Admission to this course is restricted to students enrolled in the MA programme Philosophy 120 EC, specialisation Philosophy of Law.
This course examines the intertwinement of legal, moral, social and political norms of respect for persons under a legal regime of liberal-democratic Rechtstaatlichkeit.
The outcome of the (2011) Wilders-trial in the Netherlands illustrates that in a full-fledged liberal democracy, ongoing jurisprudence produces a category of utterances that may be called ‘lawful disrespect’. Does the legal system presume that citizens will be able to respond actively and with resilience to such utterances – notably when these are expressed in public spaces under shared jurisdiction? Or are civic rights built on much more ‘passive’ ideals of dignity, understood as vulnerability and respect-worthiness? Philosophers in several fields of research have recently debated the question how civic rights and ideals of (dis)respect are connected – institutionally as well as conceptually.
The course offers intense interdisciplinary readings (from moral, legal, and political philosophy) on the theme of recognition-respect for persons and citizens. Authors studied will include (among others) Boxill, Darwall, Feinberg, Hill, Honig, Honneth, Mouffe, Sennett, Tamanaha and Waldron.

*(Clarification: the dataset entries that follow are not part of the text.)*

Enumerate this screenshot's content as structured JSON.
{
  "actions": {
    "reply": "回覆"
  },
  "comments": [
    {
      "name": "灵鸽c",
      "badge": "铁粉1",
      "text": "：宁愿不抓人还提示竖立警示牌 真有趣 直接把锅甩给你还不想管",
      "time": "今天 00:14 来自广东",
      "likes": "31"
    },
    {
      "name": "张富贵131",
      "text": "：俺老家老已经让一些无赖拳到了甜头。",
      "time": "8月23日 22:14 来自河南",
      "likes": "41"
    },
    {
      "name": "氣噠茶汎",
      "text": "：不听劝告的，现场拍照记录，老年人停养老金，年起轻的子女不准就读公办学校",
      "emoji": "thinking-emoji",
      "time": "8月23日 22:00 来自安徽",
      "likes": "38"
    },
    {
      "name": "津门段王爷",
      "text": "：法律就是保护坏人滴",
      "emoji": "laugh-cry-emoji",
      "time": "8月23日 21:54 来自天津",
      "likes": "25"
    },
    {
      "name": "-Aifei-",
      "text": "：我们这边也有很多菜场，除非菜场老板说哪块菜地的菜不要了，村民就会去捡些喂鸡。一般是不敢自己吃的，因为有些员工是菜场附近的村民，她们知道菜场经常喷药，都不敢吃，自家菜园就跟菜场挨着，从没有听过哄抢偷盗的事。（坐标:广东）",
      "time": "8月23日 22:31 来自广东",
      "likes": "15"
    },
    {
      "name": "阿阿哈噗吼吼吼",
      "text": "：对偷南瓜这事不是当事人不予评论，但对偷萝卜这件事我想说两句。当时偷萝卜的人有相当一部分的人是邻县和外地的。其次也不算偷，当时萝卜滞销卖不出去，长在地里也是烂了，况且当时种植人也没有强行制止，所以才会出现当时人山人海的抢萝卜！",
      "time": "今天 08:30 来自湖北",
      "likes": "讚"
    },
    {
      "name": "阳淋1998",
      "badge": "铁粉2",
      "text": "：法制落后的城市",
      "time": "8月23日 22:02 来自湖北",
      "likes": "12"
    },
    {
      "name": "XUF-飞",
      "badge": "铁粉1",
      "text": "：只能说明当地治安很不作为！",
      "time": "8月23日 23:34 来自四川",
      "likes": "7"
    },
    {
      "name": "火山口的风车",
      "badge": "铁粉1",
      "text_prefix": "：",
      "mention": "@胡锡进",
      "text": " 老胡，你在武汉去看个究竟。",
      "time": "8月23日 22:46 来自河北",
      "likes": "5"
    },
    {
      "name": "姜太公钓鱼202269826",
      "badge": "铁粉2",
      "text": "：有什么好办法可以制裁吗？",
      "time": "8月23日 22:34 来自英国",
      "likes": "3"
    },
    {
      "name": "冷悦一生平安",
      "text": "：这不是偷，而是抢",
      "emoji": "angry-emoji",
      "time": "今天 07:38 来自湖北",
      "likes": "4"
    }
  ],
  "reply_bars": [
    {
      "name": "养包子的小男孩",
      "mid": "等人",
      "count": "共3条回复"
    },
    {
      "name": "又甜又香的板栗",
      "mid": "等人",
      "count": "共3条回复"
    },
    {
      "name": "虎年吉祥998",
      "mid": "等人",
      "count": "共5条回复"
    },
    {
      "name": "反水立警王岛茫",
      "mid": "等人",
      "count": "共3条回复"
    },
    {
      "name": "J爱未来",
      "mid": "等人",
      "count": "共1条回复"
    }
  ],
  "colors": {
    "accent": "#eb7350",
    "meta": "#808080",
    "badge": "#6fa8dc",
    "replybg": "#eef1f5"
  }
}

Students will be expected to critically compare the theories studied and (in the second half of the course) to develop normative arguments of their own by means of position-papers, debates and essays in which a chosen selection of legal cases will be commented upon.
This course provides an overview of recent research into the formal juridical and the informal ethical regulations of respect and (dis)respect for the dignity of persons in public life. Cases to be studied will be taken from legal jurisprudence as well as from the philosophical literature. Students will practice the oral and written presentation and the exchange of arguments in debates in class, making independent use of the moral-, legal- and political-philosophical texts studied. Finally, students will be expected to be able to critically compare, evaluate and apply these arguments in essays in which they reflect on selected recent jurisprudence and policy-making.
Students who successfully complete the course will have a good understanding of :
- key concepts and conceptions of dignity, respect and recognition;
- how these concepts function in the theoretical justification as well as in the daily operation of liberal constitutional systems.
Students who successfully complete the course will be able to:
- reflect critically on the ongoing public regulation of respect and disrespect by means of law and policy;
- take a reasoned position in debates on law- and policy-making on this topic, through active use of arguments developed in the philosophical literature.
See Timetables Philosophy 2014-2015 , Timetables MA Philosophy 60 EC/120 EC.
No class on 1 September due to the official opening of the Leiden University academic year.
Mode of instruction
- Seminars, combined with lectures in the first weeks and with tutorials in the final weeks.
Class attendance is required.
Total course load (10 EC): 280 hours.
Attending seminars (3 hours per week x 14 weeks): 42 hours
Studying the compulsory literature: 118 hours
Completing assignments: 30 hours
Mid-term paper: 30 hours
Final essay, including research: 60 hours
- Review assignments with presentations (30% of the final grade)
- Mid-term essay (30% of the final grade)
- Final essay (40% of the final grade)
Sufficient class participation and preparations (position-papers) for debates are prerequisite for entering the final essay.
- All texts to be studied in the first two weeks will be distributed through Blackboard.
- A detailed schedule with all reading materials and assignments per week will be published on Blackboard shortly before the first meeting.
- A list of participants and the roster for review-assignments during the first half of the course will be published on Blackboard shortly after the first meeting.
A detailed schedule with reading materials and assignments per week will appear on Blackboard shortly before the first meeting. Most of the reading materials will be articles, available online.
Purchase is recommended (but not obligatory) of the following booktitles from which parts will be read:
- Stephen Darwall, The Second Person Standpoint: Morality, Respect, and Accountability (Cambridge: Harvard UP 2006).
- Jeremy Waldron, The Harm in Hate Speech (Cambridge: Harvard UP 2012).
- Robin S.Dillon (ed.), Dignity, Character and Self-Respect (New York: Routledge 1995).
Registration Studeren à la carte and Contractonderwijs
Note: part-time lecturer! Please ask your questions during class. Emails cannot always be read directly and will be answered twice a week (on Wednesdays and Sundays)
In November two guest lecturers will contribute to this course: prof. dr. Paul Cobben from Tilburg University and dr. Gijs van Oenen from Erasmus University.
Please note: no class on 1 September due to the official opening of the Leiden University academic year.